Ahmed Gabr to make record-breaking dive attempt Thursday

Osman El-Sharnoubi from Dahab, Wednesday 17 Sep 2014

Gabr's attempt will take place at 8am on Thursday morning

Ahmed Gabr
Ahmed Gabr (Photo: Courtesy of H2O Divers Dahab)

The atmosphere inside the H2O Divers scuba diving center in Sinai’s Dahab was bustling with anticipation on Wednesday morning; in less than 24 hours, Egyptian diver Ahmed Gabr will attempt to plunge 350 meters below the surface – deeper than any other human in history.

Members of the team supporting Gabr filled the center, shifting in their seats or scrambling about as they undertook the final preparations for the dive: checking equipment, transporting it and loading it on the boats where the teams will operate from, going over the dive plan and other event-related logistics.

Leo Morales, the Mexican record holder for deep diving with a disability and Omar Samra, the first Egyptian to reach the peak of Mount Everest, have come down to support Gabr.

Gabr’s aim – 350 meters – is over 30 meters deeper than the official record holder for deepest saltwater scuba dive, Nuno Gomez, who descended to 318.25 meters in 2005, also in Dahab.

The first boat will leave in the early hours of Thursday, at 3:15am.

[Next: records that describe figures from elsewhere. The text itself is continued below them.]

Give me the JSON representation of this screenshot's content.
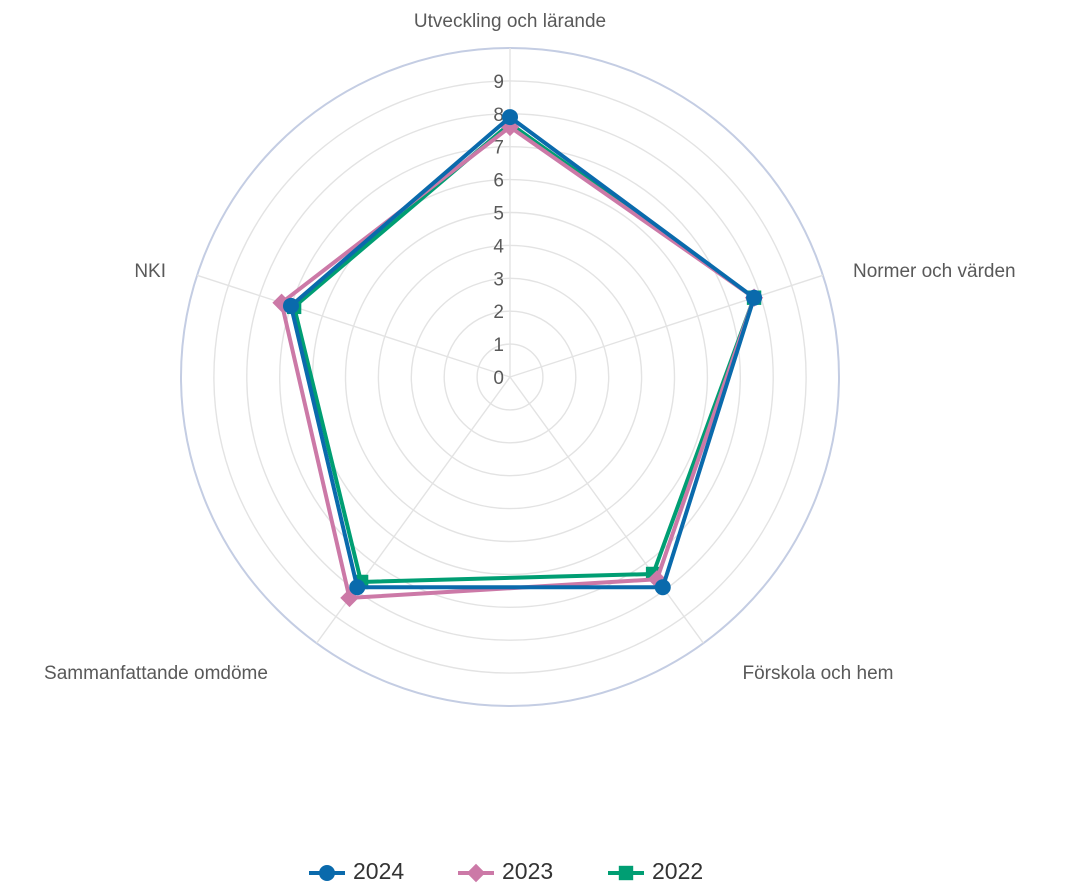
{
  "chart_data": {
    "type": "radar",
    "axes": [
      "Utveckling och lärande",
      "Normer och värden",
      "Förskola och hem",
      "Sammanfattande omdöme",
      "NKI"
    ],
    "rlim": [
      0,
      10
    ],
    "ticks": [
      "0",
      "1",
      "2",
      "3",
      "4",
      "5",
      "6",
      "7",
      "8",
      "9"
    ],
    "series": [
      {
        "name": "2024",
        "color": "#0a6aac",
        "marker": "circle",
        "values": [
          7.9,
          7.8,
          7.9,
          7.9,
          7.0
        ]
      },
      {
        "name": "2023",
        "color": "#cc79a7",
        "marker": "diamond",
        "values": [
          7.6,
          7.8,
          7.6,
          8.3,
          7.3
        ]
      },
      {
        "name": "2022",
        "color": "#009e73",
        "marker": "square",
        "values": [
          7.7,
          7.8,
          7.4,
          7.7,
          6.9
        ]
      }
    ],
    "grid": true,
    "legend": "bottom"
  }
}
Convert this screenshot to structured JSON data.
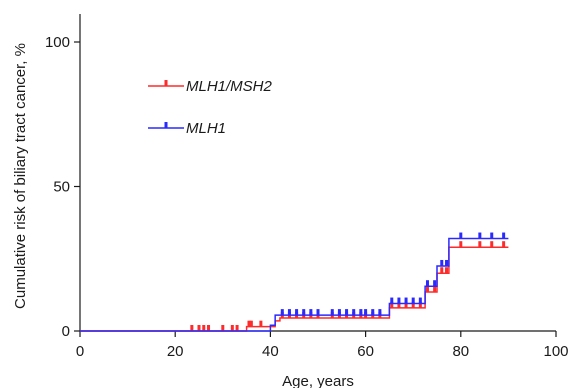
{
  "chart_data": {
    "type": "line",
    "step": true,
    "xlabel": "Age, years",
    "ylabel": "Cumulative risk of biliary tract cancer, %",
    "xlim": [
      0,
      100
    ],
    "ylim": [
      0,
      100
    ],
    "xticks": [
      0,
      20,
      40,
      60,
      80,
      100
    ],
    "yticks": [
      0,
      50,
      100
    ],
    "grid": false,
    "legend_placement": "top-left",
    "series": [
      {
        "name": "MLH1/MSH2",
        "color": "#ff2a2a",
        "steps": [
          [
            0,
            0
          ],
          [
            35,
            1.5
          ],
          [
            41,
            3.5
          ],
          [
            42,
            4.5
          ],
          [
            65,
            8
          ],
          [
            72.5,
            13.5
          ],
          [
            75,
            20
          ],
          [
            77.5,
            29
          ],
          [
            90,
            29
          ]
        ],
        "censored": [
          23.5,
          25,
          26,
          27,
          30,
          32,
          33,
          35.5,
          36,
          38,
          42.5,
          44,
          45.5,
          47,
          48.5,
          50,
          53,
          54.5,
          56,
          57.5,
          59,
          60,
          61.5,
          63,
          65.5,
          67,
          68.5,
          70,
          71.5,
          73,
          74.5,
          76,
          77,
          80,
          84,
          86.5,
          89
        ]
      },
      {
        "name": "MLH1",
        "color": "#2a2aff",
        "steps": [
          [
            0,
            0
          ],
          [
            40,
            2
          ],
          [
            41,
            5.5
          ],
          [
            65,
            9.5
          ],
          [
            72.5,
            15.5
          ],
          [
            75,
            22.5
          ],
          [
            77.5,
            32
          ],
          [
            90,
            32
          ]
        ],
        "censored": [
          42.5,
          44,
          45.5,
          47,
          48.5,
          50,
          53,
          54.5,
          56,
          57.5,
          59,
          60,
          61.5,
          63,
          65.5,
          67,
          68.5,
          70,
          71.5,
          73,
          74.5,
          76,
          77,
          80,
          84,
          86.5,
          89
        ]
      }
    ]
  }
}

It will reach the destination on the southern coast of Dahab around 650 meters deep. Here, Gabr will hold onto a line as he descends into the sea.

A tag will be tied to the line at 350 meters which Gabr will have to retrieve to prove he reached his goal. The rope dropping will be handled by a Guinness Book of World Records judge.

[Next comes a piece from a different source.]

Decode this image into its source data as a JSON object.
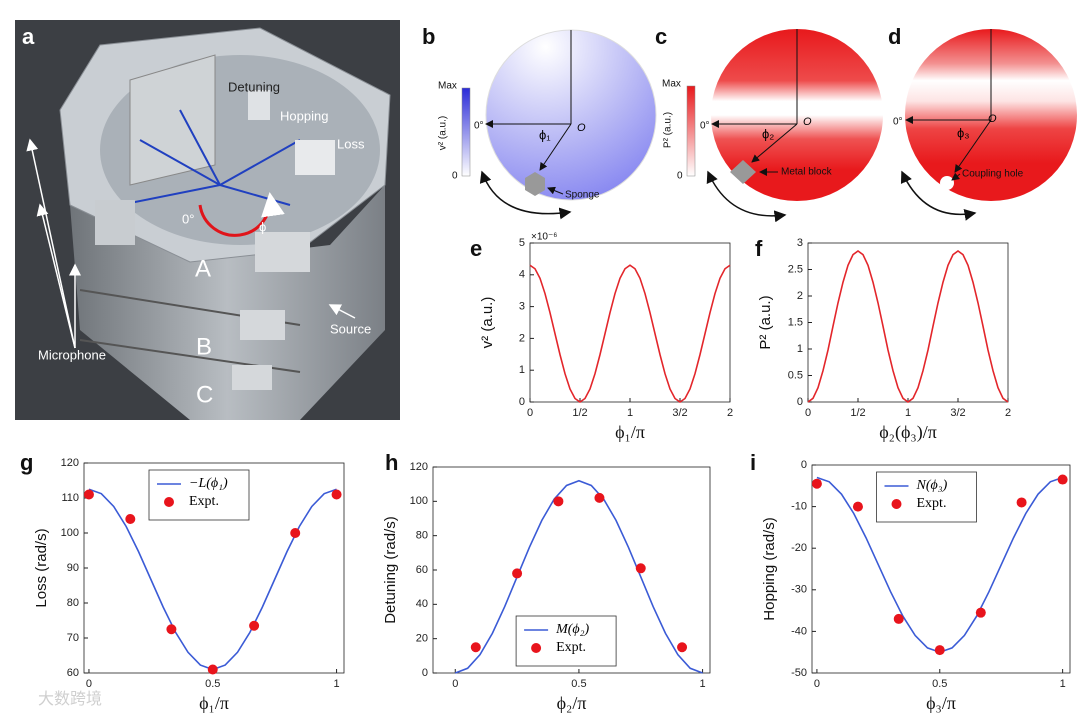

The second boat, carrying Gabr, will catch up with the first which will be anchored in position. He is set to begin his dive at 8am according to plan.

Gabr decided to embark on his record attempt 4 years ago. The dive, which will take over 14 hours to conduct, was planned over the span of two years and has undergone several modifications over the past 6 months, wherein several training dives were staged by Gabr and the world record team.

Despite the lengthy chore to the bottom, Gabr will in fact reach 350 meters in a short while, around 15 minutes. It’s the ascent that’s tricky, taking over a dozen hours to allow for gases potentially harmful for him to depressurise and leave his body.

Under pressure, some of the gases Gabr will be breathing, such as oxygen and nitrogen, have toxic effects at high pressures and could be fatal if inhaled, this is why so much planning and training has gone into his attempt.

“No one knows what such a depth will do to a diver’s body, that’s the reason Ahmed is going in the first place, to explore,” Catherine Wilson, one of the press officers of the dive world record event told Ahram Online.

The whole fourteen hours will be a challenge, she said, emphasising that an enormous amount of work, from a large team of unpaid divers spanning different nationalities and experiences, went into it.

For the majority of the distance to the bottom, Gabr will be completely alone. Gabr’s support divers will all be hovering at and above 120 meters. The first support diver, Jaime Browne, will ascend slowly with Gabr to the depth of 90 meters and hand him over to another support diver who will then hand him over to another at 60 meters, and so on.

The support divers must do their own decompression stops after supporting Gabr.

A day before the dive, Gabr didn’t make a public appearance – a press conference by the record attempt team was cancelled shortly before it took place.

The 38 year old retired army officer and father could however be seen walking up Dahab’s main promenade, looking relaxed and focused.